Es ist mehr als begrüßenswert, dass sich diese Zeitung mit dem Verlust an historischer Bausubstanz befasst, der mit dem Abrisskalender beklagt wird. Dies ist aber mehr als der Verlust einiger Denkmäler, sondern ein echter Substanzverlust für die Stadt. Das Besondere, das Würzburg ausmacht, sind nicht die austauschbaren Stadtentrées wie die schmucklosen Büro- und Geschäftshäuser an der Schweinfurter Straße oder die uniforme Bebauung des Hublands mit Wohnwürfeln. Vielmehr machen gerade solche Objekte den Charme Würzburgs aus, deren Abriss nun wirklich einen Verlust darstellt, und die Modernisierungs- und Wachstumsvorstellungen geopfert werden. Man erinnere sich nur an die Bau- und Stadtbildsünden der 1950er und 1960er Jahre, für die man ästhetisch und ökologisch heute die verspätete Rechnung zahlt.

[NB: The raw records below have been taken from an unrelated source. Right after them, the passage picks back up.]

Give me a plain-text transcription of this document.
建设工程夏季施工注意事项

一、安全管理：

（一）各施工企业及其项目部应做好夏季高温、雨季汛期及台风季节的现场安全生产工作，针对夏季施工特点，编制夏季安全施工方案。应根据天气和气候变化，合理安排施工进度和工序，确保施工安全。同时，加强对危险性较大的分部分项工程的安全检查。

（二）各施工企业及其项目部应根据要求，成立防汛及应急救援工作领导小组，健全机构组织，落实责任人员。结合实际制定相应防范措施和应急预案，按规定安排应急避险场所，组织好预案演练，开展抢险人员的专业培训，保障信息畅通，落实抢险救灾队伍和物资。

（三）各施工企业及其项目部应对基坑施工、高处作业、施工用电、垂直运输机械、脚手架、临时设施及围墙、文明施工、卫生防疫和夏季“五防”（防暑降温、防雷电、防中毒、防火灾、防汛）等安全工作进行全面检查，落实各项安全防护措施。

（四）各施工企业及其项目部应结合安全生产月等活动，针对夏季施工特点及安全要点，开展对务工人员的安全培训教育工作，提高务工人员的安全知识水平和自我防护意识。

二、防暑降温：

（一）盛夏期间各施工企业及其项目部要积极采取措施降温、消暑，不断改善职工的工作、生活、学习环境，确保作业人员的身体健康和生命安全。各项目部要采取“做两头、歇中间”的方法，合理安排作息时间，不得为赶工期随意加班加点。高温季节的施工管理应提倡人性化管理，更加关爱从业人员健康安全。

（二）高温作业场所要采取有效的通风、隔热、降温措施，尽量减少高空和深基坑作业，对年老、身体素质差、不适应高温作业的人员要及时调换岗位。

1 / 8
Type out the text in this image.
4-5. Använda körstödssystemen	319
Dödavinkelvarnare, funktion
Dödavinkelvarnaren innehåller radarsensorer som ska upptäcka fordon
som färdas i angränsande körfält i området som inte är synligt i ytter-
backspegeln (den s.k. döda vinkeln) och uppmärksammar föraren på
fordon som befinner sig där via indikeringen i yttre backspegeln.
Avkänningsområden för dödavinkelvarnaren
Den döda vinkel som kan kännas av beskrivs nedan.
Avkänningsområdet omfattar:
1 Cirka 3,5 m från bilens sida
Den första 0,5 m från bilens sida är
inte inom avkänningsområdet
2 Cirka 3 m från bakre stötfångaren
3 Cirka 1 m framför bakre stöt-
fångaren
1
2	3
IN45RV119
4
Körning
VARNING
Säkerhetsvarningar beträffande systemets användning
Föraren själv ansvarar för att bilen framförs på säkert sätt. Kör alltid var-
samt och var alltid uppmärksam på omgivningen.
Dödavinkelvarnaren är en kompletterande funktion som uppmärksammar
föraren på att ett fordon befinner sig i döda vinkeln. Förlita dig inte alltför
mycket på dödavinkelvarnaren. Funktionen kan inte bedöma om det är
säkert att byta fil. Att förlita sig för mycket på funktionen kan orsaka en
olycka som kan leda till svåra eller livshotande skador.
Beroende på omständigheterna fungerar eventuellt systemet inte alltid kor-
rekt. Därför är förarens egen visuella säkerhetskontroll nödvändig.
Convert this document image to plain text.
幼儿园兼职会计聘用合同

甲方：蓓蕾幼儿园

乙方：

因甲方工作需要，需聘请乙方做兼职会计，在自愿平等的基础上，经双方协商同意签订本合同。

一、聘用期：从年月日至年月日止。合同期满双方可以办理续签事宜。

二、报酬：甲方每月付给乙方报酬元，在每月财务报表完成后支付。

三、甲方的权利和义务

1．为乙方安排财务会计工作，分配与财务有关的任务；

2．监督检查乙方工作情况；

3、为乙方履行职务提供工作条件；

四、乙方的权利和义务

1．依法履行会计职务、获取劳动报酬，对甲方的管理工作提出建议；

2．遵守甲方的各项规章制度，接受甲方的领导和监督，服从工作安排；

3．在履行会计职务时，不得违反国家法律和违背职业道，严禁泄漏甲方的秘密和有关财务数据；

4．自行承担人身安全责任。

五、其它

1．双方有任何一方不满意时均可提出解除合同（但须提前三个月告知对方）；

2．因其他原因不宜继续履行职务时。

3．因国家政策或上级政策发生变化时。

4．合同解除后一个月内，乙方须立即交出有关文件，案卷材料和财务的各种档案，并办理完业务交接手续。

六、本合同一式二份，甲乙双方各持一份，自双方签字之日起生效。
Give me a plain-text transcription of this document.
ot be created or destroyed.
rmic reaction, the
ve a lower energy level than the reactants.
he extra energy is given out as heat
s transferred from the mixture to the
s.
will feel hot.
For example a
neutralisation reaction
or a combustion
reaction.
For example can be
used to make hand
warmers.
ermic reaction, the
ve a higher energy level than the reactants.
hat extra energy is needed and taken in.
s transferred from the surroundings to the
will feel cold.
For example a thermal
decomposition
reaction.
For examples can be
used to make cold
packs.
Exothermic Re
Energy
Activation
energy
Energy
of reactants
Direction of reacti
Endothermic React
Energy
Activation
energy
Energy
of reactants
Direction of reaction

Ein ähnlicher Substanzverlust lässt sich auch in den Einkaufsstraßen der Innenstadt feststellen, in denen immer mehr kleine Einzelhändler auch bedingt durch den zunehmenden Online-Handel durch Ketten, Fastfood und ähnlichem verdrängt werden, die nun wirklich in jeder beliebigen Stadt zu finden sind. Eine ganze Reihe der früher typischen Bäcks sind das nur noch dem Namen nach oder sind tourismuschicen Kneipen gewichen.